While there’s an initial disconnect between the past and present selves of these characters, the clunky discrepancies and mischaracterisations become easier to understand as the series further develops the stories and personal struggles of the main five, as well as secrets separate from the tragedy. The absolute focus on detail aids in this regard, alongside well-hidden double entendres in the lines. This is especially the case for the younger and older actors of Marcos and Pedro. Rosie Perez is back in her detective role from Pineapple Express and Birds of Prey; here, in particular, her chemistry and dynamic with Željko Ivanek is very entertaining and adds a little bit of light to the very heavy premise.

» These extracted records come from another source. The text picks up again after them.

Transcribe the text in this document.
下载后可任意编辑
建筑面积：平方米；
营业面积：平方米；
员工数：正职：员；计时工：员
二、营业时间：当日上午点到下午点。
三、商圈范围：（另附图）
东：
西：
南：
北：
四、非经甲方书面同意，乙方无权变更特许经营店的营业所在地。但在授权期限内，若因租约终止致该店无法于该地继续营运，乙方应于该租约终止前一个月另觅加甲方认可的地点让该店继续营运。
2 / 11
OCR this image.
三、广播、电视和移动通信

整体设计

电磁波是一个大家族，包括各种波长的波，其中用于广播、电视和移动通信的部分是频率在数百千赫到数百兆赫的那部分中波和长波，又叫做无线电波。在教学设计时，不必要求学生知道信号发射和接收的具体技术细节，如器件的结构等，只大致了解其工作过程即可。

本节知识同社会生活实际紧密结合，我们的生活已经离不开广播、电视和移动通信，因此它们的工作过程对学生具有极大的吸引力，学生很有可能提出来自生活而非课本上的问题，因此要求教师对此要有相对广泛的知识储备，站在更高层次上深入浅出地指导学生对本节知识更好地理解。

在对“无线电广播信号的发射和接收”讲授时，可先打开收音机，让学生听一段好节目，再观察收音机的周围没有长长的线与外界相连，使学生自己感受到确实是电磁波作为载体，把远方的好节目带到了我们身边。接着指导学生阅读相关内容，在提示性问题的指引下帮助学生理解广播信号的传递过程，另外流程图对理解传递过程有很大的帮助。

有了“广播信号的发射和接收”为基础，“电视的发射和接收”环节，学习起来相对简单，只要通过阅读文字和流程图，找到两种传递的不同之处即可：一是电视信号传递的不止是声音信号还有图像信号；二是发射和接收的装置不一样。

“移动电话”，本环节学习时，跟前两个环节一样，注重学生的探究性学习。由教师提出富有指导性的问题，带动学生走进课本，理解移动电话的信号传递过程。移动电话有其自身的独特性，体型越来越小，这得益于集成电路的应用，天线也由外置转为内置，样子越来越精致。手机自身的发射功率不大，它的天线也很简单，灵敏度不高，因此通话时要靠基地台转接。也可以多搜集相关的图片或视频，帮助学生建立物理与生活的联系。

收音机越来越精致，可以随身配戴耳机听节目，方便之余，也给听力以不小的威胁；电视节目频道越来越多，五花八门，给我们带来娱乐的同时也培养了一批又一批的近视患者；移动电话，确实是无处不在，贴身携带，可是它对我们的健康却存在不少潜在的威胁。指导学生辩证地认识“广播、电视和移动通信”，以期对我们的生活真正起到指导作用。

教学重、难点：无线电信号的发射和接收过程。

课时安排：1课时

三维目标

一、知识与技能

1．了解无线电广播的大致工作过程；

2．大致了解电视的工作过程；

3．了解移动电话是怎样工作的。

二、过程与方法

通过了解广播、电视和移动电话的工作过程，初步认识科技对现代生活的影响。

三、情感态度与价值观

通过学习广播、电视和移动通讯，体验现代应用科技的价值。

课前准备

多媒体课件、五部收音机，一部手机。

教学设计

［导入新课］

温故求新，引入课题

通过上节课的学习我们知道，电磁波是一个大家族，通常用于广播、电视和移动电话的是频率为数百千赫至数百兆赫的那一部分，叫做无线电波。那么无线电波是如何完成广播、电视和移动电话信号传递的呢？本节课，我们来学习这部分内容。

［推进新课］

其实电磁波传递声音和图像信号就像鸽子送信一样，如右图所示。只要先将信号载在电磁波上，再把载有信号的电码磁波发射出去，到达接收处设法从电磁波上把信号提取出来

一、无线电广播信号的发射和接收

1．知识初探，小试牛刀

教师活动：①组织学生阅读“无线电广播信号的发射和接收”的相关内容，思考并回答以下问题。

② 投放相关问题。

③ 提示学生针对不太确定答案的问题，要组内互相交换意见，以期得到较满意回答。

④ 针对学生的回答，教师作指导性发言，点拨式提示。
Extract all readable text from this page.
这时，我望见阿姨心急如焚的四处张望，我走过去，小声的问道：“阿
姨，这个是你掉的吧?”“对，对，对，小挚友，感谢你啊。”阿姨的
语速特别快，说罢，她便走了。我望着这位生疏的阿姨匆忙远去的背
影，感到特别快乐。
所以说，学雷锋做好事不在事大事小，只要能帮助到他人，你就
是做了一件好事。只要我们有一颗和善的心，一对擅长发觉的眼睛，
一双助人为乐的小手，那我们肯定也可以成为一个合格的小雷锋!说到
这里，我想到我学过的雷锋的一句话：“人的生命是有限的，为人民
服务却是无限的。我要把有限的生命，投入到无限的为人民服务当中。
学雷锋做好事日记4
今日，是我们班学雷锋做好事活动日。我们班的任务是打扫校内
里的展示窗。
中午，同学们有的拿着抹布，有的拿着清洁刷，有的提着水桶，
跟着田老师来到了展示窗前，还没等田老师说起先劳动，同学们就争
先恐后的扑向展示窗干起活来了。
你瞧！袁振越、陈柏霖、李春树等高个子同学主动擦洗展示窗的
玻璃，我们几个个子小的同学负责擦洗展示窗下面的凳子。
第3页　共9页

Now and Then has a lot of intricate world-building. The series uses specific sets and locations to create lucid visuals of the characters’ memories. These, in turn, create parallels between certain scenes, with ironic results. The mix of old technology, such as cassette tapes, and new technology like modern-day phone screens, helps to highlight the gap in 20 years, which creates a trajectory of development for the characters. It’s this mindful weaving of different parts and subtle elements that truly makes Now and Then a compelling and thrilling watch.
Now and Then is released on Apple TV+ on 20th May 2022.